Term loans normally refer to the loan provided for financing of long term assets like Home, Car, House repairmen work etc. This does not allow the borrower to re-borrow any amount after repaying some part or full part of the loan. The term loan is the mostly widely used loan by the retail customers and banks earn high interest income on the same.
The interest rate can be either fixed or floating depending on the loan agreement between the bank and the borrower. For fixed interest rate on term loans, the interest rate is fixed for a certain period of time, after which the interest rate is re-visited. For floating interest rate term loans, the interest rate is linked to a benchmark interest rate like LIBOR or bank’s prime lending rate (PLR) and is updated based on the bench mark interest rates. Banks update their benchmark interest rate PLR, depending on the benchmark interest rates (Repo and Reserve Repo) set by the Central Bank.

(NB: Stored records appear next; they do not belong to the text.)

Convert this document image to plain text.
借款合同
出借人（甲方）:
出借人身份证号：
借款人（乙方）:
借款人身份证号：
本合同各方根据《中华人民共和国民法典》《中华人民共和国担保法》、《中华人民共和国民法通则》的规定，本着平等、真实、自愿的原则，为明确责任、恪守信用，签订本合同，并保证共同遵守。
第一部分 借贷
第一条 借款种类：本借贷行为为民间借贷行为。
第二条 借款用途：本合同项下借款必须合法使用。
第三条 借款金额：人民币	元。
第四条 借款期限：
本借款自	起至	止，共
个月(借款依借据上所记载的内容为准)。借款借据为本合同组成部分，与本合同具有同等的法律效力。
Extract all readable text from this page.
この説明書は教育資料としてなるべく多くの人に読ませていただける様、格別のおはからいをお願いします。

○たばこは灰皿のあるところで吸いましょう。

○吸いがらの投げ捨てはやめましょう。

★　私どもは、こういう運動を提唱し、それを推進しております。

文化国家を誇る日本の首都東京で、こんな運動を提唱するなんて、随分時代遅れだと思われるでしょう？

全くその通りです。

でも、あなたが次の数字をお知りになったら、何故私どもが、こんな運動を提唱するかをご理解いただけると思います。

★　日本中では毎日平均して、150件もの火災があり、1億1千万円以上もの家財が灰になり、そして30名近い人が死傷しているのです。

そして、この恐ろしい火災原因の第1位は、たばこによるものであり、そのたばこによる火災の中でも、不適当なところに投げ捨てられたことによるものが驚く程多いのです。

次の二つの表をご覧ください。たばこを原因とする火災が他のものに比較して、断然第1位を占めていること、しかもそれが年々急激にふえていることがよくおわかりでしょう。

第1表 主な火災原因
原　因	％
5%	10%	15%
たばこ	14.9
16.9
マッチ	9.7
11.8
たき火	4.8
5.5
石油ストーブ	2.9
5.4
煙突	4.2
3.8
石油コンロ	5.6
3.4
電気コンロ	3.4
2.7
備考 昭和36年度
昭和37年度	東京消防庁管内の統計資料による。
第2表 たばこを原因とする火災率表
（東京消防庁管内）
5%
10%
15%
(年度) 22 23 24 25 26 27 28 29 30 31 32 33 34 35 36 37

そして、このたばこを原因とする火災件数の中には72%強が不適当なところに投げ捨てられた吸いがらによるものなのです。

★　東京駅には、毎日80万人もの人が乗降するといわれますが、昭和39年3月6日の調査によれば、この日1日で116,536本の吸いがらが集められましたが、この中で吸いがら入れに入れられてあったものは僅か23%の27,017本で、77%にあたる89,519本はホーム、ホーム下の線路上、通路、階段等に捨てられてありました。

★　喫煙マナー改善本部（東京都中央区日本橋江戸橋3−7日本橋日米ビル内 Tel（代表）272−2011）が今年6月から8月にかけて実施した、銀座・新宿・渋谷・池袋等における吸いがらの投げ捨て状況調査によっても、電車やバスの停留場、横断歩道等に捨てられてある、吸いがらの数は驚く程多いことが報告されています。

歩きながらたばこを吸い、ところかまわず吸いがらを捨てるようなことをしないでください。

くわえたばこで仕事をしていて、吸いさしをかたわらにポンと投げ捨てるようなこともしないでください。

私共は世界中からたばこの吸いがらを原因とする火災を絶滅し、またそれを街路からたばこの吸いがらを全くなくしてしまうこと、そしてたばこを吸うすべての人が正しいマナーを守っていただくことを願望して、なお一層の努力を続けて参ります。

The term loans can also be divided into 2 parts based on the tenure of the loan. These 2 types are
Short term loans are provided for shorter time duration to meet the short term liquidity requirement of the borrower. Also sometimes, borrowers prefer to take short term loans in order to reduce the total interest payment on the loan. Personal loans, 2 wheeler loans for shorter duration etc. are example of short term loans.
Long term loans are provided for longer duration like 5-20 years to meet the long term requirement of the borrower like buying a flat, car other fixed assets etc. The repayment schedule depends on the agreement between the borrower and banks but all the money is repaid at the end of the tenure. The interest rate can be floating or fixed.